Our plan had been to go from Penedo, AL to Salvador, BA, but of course, in no hurry. We took the opportunity along the way to see some of the northern Bahia coast. This area is famous as the “Linea Verde” (Green Line) of forests and preserved areas, and it’s a beautiful area to travel through.
We looked for a campsite for this part of the trip, to get our first experience sleeping in the car. I won’t go into detail yet on how that worked out, we’ll follow up on that in a subsequent post. (But in short: it was better than expected!) We found a good place, “Coconut Beach”, close to Conde. We stayed three very easy, sunny days. In front of us, a deserted beach with no sign of people for miles and miles. You could swim naked and not be disturbed, although we’re not that brave yet. A clear, dark, starry sky at night, no artificial lights or nearby towns to spoil it. We could see the constellations and the Milky Way perfectly. A clear sky being so rare back in Ireland, we really appreciated it.
The campsite is right next to the beach with some high sand dunes protecting you from the wind. There’s plenty of shade and a very well equipped kitchen, it’s an easy place to spend time and relax. The owner, Domingo, was there for us if we needed anything for our stay. He’s charging R$30 / €7.50 per person, per night, so we took a bit of time to work on the blog while weren’t looking at the sunshine, or eating.

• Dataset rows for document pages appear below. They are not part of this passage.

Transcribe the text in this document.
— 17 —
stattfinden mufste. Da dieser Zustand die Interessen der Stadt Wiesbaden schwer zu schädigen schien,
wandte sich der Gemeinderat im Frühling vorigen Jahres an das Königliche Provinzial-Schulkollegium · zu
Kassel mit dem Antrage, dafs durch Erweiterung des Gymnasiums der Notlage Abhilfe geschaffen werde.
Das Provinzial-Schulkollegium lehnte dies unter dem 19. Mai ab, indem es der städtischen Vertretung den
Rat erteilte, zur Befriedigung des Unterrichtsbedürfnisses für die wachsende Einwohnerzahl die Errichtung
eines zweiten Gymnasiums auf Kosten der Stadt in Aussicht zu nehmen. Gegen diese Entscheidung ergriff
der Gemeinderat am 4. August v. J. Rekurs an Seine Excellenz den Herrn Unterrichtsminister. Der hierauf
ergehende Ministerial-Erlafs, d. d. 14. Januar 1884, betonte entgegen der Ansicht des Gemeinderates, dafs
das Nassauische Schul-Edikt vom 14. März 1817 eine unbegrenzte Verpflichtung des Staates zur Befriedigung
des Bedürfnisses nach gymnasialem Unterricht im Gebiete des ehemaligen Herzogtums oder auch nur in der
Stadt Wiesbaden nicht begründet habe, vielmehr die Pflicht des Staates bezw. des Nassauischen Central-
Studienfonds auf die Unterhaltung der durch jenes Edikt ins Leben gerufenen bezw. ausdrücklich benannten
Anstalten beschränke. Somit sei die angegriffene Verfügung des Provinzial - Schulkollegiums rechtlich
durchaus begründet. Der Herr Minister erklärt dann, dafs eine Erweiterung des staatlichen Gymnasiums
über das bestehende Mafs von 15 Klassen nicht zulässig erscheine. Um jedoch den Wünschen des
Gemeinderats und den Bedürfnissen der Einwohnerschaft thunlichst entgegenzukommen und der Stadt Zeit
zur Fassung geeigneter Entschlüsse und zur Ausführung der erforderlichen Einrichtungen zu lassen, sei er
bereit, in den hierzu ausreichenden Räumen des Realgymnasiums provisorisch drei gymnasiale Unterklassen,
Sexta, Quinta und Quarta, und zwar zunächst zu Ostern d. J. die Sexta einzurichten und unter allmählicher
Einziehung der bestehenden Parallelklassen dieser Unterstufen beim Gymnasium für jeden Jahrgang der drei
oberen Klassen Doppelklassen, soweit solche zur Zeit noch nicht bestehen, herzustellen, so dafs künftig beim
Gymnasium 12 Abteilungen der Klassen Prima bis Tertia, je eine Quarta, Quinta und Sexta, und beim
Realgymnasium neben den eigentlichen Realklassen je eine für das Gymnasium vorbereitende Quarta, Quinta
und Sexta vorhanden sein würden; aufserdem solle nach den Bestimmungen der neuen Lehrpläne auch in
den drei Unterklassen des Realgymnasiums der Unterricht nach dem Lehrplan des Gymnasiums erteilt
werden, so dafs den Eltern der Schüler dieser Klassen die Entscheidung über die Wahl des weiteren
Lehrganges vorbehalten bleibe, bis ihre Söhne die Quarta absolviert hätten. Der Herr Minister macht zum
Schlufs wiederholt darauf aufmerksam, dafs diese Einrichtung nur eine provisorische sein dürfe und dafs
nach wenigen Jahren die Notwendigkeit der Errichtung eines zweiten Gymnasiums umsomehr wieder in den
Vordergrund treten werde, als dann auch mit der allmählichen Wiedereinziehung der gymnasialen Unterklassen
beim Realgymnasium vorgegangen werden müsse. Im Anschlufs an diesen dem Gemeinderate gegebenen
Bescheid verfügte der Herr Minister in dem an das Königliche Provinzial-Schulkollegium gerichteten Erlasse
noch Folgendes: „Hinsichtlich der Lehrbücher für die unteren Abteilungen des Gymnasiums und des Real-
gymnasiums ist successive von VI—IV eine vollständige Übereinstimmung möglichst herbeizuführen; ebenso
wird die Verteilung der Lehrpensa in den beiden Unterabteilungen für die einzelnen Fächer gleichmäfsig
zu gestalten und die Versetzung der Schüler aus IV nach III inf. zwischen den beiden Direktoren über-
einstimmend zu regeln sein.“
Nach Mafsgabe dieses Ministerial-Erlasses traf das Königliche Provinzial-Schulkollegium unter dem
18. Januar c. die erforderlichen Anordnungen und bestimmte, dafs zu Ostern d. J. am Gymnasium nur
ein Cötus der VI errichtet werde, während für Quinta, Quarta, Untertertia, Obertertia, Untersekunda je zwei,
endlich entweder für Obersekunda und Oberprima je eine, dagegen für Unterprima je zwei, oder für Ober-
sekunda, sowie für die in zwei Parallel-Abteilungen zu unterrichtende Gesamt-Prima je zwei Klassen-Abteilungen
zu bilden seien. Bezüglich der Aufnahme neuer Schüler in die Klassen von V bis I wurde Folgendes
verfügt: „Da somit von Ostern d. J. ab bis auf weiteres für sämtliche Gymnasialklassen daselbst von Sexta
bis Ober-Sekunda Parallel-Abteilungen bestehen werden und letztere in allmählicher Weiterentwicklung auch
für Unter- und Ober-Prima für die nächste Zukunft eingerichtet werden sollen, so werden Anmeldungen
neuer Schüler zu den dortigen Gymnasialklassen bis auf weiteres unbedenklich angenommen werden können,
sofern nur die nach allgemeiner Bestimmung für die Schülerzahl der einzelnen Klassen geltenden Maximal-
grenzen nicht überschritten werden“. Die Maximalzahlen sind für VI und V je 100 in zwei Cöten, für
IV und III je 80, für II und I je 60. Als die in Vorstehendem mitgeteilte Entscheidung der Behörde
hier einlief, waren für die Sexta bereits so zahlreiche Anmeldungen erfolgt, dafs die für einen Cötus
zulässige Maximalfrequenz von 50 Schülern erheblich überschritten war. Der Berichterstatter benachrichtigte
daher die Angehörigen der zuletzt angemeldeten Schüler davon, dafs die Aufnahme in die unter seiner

We got to know a few of the other guests at the campsite, several of them told us that Imbassaí was the place to be, if we wanted to head south. It’s only an hour away, so we went! Once there, camping was a bit more basic (no kitchen) but again, right in front of the beach, and much cheaper (R $ 18 / € 4.50 per person, per night). The town is well laid out, has surprisingly well designed bicycle paths everywhere, and a brilliant beach.
My god, the beach. A long sandy spit with a shallow lagoon inside, it has a set of miniature “rapids” where the sea enters and leaves, twice a day. Lie down and let the current carry you along, until you run aground along the banks. Or do some cartwheels in the shallowest part. We met a couple down there, Marcela and Rafael, doing the same thing. By coincidence, they were staying in the same campsite as us, so we approached and made friends. I can be a bit shy so it’s not my speciality – to be honest with you, in recent years I have become a bit anti-social, too lazy to make new friends and be friendly. Oops… I’m sorry but this is the truth! We all know that it’s a delight to have many new friends, but it takes work 🙂
So, having steeled myself for the difficult task of saying hello, we ended up going out for dinner in the village together, having fun, talking nonsense and drinking a few beers.
The next day, as we were all going towards Salvador, they hitched with us. Our first lift! It was a delight to have more people in the car to talk, and made our trip feel a lot shorter.